We used standardized methods for conducting a systematic review as described in the Cochrane Handbook for Systematic Reviews of Interventions. Two review authors independently extracted details of trial methods and outcome data from reports of all trials considered eligible for inclusion. We conducted all analyses on an intention-to-treat basis, when possible. We estimated overall treatment effects by using a fixed-effect model when we found no substantial heterogeneity, whereas we applied the random-effects model in the presence of considerable heterogeneity.
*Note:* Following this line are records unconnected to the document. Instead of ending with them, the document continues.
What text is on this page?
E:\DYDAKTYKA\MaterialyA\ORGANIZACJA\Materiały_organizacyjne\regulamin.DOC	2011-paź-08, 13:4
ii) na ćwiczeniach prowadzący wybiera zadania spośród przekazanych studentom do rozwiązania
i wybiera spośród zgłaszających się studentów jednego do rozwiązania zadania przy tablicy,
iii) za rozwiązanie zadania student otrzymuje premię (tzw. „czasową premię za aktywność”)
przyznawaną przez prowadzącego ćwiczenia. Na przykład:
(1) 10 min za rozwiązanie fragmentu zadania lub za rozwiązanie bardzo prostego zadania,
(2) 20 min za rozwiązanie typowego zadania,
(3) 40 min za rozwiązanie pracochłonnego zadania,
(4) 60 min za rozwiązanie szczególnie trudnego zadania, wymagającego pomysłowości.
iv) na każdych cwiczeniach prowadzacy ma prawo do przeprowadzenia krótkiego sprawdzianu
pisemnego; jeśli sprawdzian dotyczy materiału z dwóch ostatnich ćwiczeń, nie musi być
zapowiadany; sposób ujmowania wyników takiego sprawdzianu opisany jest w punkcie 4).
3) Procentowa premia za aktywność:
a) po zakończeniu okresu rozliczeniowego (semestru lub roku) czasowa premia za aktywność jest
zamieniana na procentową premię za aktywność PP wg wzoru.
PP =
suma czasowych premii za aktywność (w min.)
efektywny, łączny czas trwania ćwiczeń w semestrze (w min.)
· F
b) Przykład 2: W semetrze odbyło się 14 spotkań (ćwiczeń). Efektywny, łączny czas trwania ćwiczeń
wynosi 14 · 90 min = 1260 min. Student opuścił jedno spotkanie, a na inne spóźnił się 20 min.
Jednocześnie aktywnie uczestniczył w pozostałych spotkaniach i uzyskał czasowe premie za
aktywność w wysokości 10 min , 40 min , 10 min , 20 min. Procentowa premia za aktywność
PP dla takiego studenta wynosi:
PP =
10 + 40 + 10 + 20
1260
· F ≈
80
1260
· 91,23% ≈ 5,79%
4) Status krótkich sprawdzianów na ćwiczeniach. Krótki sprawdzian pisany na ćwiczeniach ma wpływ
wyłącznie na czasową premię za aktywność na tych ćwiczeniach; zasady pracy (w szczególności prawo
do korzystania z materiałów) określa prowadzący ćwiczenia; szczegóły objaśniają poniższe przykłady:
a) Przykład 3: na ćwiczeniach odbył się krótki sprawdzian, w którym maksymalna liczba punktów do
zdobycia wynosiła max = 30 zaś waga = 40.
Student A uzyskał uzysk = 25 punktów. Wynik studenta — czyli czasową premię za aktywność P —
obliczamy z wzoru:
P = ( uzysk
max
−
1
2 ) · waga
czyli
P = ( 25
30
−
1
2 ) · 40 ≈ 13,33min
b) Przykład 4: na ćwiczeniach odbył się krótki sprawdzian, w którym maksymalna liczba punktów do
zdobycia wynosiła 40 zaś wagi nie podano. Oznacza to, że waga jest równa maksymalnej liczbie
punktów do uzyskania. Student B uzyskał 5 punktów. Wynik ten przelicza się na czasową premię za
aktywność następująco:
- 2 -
We reran the searches and included one new study (100 participants) in this updated review. In total, we included 11 studies with 829 participants, although most analyses were based on data from fewer participants and evidence of low quality. We noted substantial heterogeneity in the included trials. Thus, our results should be read with caution. It was not possible to combine trials for the primary outcome (LOER), but individual trials reported faster induction times (typically 24 to 82 seconds faster, 41 seconds (31.37 to 50.62)) with high initial concentration sevoflurane (six studies, 443 participants, low-quality evidence). Apnoea appeared to be more common in the high initial concentration sevoflurane group (risk ratio (RR) 3.14, 95% confidence interval (CI) 1.72 to 5.7, two studies, 160 participants, low-quality evidence). We found no evidence of differences between the two groups in the incidence of cough (odds ratio (OR) 1.23, 95% CI 0.53 to 2.81, eight studies, 589 participants, low-quality evidence), laryngospasm (OR 1.59, 95% CI 0.16 to 15.9, seven studies, 588 participants, low-quality evidence), breath holding (OR 1.16, 95% CI 0.47 to 2.83, five studies, 389 participants, low-quality evidence), patient movement (RR 1.14, 95% CI 0.69 to 1.89, five studies, 445 participants, low-quality evidence) or bradycardia (OR 0.8, 95% CI 0.22 to 2.88, three studies, 199 participants, low-quality evidence), and the overall incidence of complications was low.